Generally, higher LPCs are usually shown to be associated with atherosclerosis and cardiovascular phenotypes (Schmitz and Ruebsaamen, 2010; Stegemann et al., 2011; Kim et al., 2013); however in our study we observed that EVA syndrome in the settings of hypertension was characterized by lower levels of LPCs. The finding may be counterintuitive at first, yet in line with other studies showing that specific LPC species may be negatively associated with cardiovascular risk (Meikle et al., 2011; Fernandez et al., 2013; Lee et al., 2013; Ganna et al., 2014; Stegemann et al., 2014). LPC is considered to be a crucial regulator of oxidative stress in the aging aorta (Lavi et al., 2007). The results of the recent study suggest that LPC may lead to the enhancement of oxidative stress in the rat aorta during aging via the production of reactive species and activation of the 5-lipoxygenase pathway (Zou et al., 2009). Additionally, previous metabolomics and transcriptomics-based experiment revealed that LPCs (16:0), (18:0), and (18:1) were significantly elevated in the aortas of apolipoprotein E knockout mice during early atherosclerosis (Schmitz and Ruebsaamen, 2010). However, other recent report showed that some serum LPCs, such as (16:0) and (18:0), were inversely related to cfPWV, heart rate, asymmetric dimethylarginine (ADMA) and ADMA/arginine in patients with symptomatic atherosclerosis as compared to the controls (Paapstel et al., 2018). Additional research and clinical studies are required to reconcile these conflicting results presented in the literature. Although we provide here few preliminary hypothesis linking lower levels of LPCs with EVA, it is impossible to determine whether LPCs are playing a causal role in promoting EVA or are consequence of compensatory mechanisms.

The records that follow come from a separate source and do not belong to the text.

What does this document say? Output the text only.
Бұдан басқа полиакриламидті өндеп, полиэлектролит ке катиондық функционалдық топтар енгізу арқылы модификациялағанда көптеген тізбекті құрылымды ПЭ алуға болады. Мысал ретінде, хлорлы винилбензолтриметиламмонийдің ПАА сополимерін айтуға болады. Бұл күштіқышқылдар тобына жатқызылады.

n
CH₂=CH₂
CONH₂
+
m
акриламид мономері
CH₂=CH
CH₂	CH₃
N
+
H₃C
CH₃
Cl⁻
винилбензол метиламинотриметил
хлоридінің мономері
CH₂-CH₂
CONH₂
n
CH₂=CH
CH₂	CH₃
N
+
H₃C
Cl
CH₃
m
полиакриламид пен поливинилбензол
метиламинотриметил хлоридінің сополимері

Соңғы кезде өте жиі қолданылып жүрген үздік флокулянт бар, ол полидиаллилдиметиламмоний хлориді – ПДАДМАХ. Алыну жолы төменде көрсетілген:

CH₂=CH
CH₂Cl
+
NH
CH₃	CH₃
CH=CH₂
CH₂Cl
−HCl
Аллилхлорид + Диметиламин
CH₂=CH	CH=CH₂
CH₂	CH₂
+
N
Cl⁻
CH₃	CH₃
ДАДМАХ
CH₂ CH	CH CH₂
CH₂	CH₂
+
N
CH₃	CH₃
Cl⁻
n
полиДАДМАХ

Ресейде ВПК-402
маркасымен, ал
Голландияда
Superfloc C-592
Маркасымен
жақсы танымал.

There are a few limitations to this study. First, the reproducibility of 4 selected metabolites was found to be within a relatively wide range (39–65%) which is likely a consequence of a relatively small sample size and variability present in the data. Second, confidence intervals of odds ratios, describing the risk of EVA, are also fairly wide. Thus, the results should be interpreted with caution and a larger sample size is needed to confirm our findings. Further investigation of enzyme activity (especially PLA2 or lecithin cholesterol acyltransferase) would help to assess whether the observed changes in LPCs levels are a consequence or cause of EVA syndrome.

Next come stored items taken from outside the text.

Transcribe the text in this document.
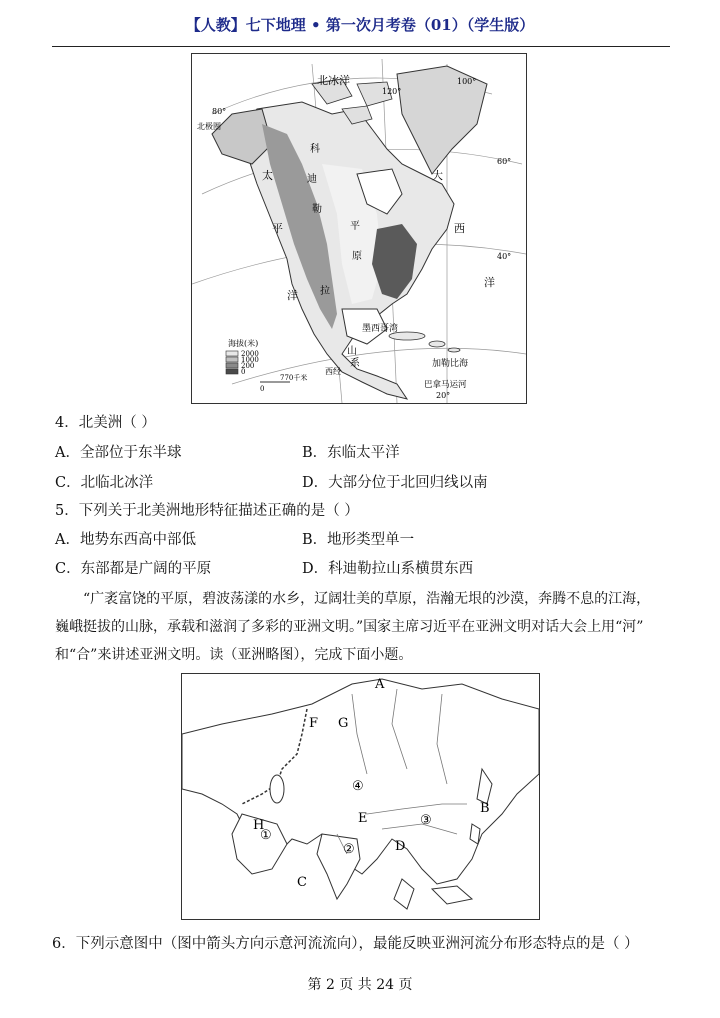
【人教】七下地理 • 第一次月考卷（01）（学生版）
北冰洋
大
西
洋
太
平
洋
科
迪
勒
拉
山
系
平
原
墨西哥湾
加勒比海
巴拿马运河
80°
120°
100°
20°
40°
60°
西经
北极圈
海拔(米)
2000
1000
200
0
0
770千米
4．北美洲（ ）
A．全部位于东半球	B．东临太平洋
C．北临北冰洋	D．大部分位于北回归线以南
5．下列关于北美洲地形特征描述正确的是（ ）
A．地势东西高中部低	B．地形类型单一
C．东部都是广阔的平原	D．科迪勒拉山系横贯东西
“广袤富饶的平原，碧波荡漾的水乡，辽阔壮美的草原，浩瀚无垠的沙漠，奔腾不息的江海，
巍峨挺拔的山脉，承载和滋润了多彩的亚洲文明。”国家主席习近平在亚洲文明对话大会上用“河”
和“合”来讲述亚洲文明。读（亚洲略图），完成下面小题。
A
B
C
D
E
F G
H
①
②
③
④
6．下列示意图中（图中箭头方向示意河流流向），最能反映亚洲河流分布形态特点的是（ ）
第 2 页 共 24 页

To our knowledge, this is a first study applying LC-MS based untargeted metabolomics to evaluate metabolic signature of EVA in the settings of hypertension. We demonstrate that hypertensive individuals were characterized by the profile of 4 down-regulated LPCs and were at significantly increased risk of EVA. Our finding warrants further analysis to evaluate clinical utility and validity of these metabolites as early predictors of EVA syndrome in hypertensive patients.

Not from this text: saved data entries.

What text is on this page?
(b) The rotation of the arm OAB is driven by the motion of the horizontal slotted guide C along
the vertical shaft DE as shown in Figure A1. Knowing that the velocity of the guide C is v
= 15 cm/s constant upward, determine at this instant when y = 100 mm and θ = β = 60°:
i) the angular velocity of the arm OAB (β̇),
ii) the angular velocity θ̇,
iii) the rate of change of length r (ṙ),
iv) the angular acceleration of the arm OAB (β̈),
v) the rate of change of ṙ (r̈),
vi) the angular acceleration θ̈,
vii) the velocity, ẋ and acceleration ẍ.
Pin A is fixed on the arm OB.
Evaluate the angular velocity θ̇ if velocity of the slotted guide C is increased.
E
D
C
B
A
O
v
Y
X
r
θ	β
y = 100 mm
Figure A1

Data Availability Statement

The datasets generated for this study can be found in the MetaboLights # MTBLS1359.

Ethics Statement

The studies involving human participants were reviewed and approved by Independent Committee of Bioethical Research at the Medical University of Gdansk. The patients/participants provided their written informed consent to participate in this study.

Author Contributions

KP, RW, OM, RK, KN, and MM contributed conception and design of the study. AS, MC, MH, KP, and KN performed clinical classification and characteristics of the study population. RW, MK, JR-G, and EB performed plasma analytical measurements and raw data processing. ED-W performed the statistical analysis. KP, RW, and ED-W wrote the first draft of the manuscript. All authors contributed to manuscript revision, read and approved the submitted version.

Conflict of Interest

The authors declare that the research was conducted in the absence of any commercial or financial relationships that could be construed as a potential conflict of interest.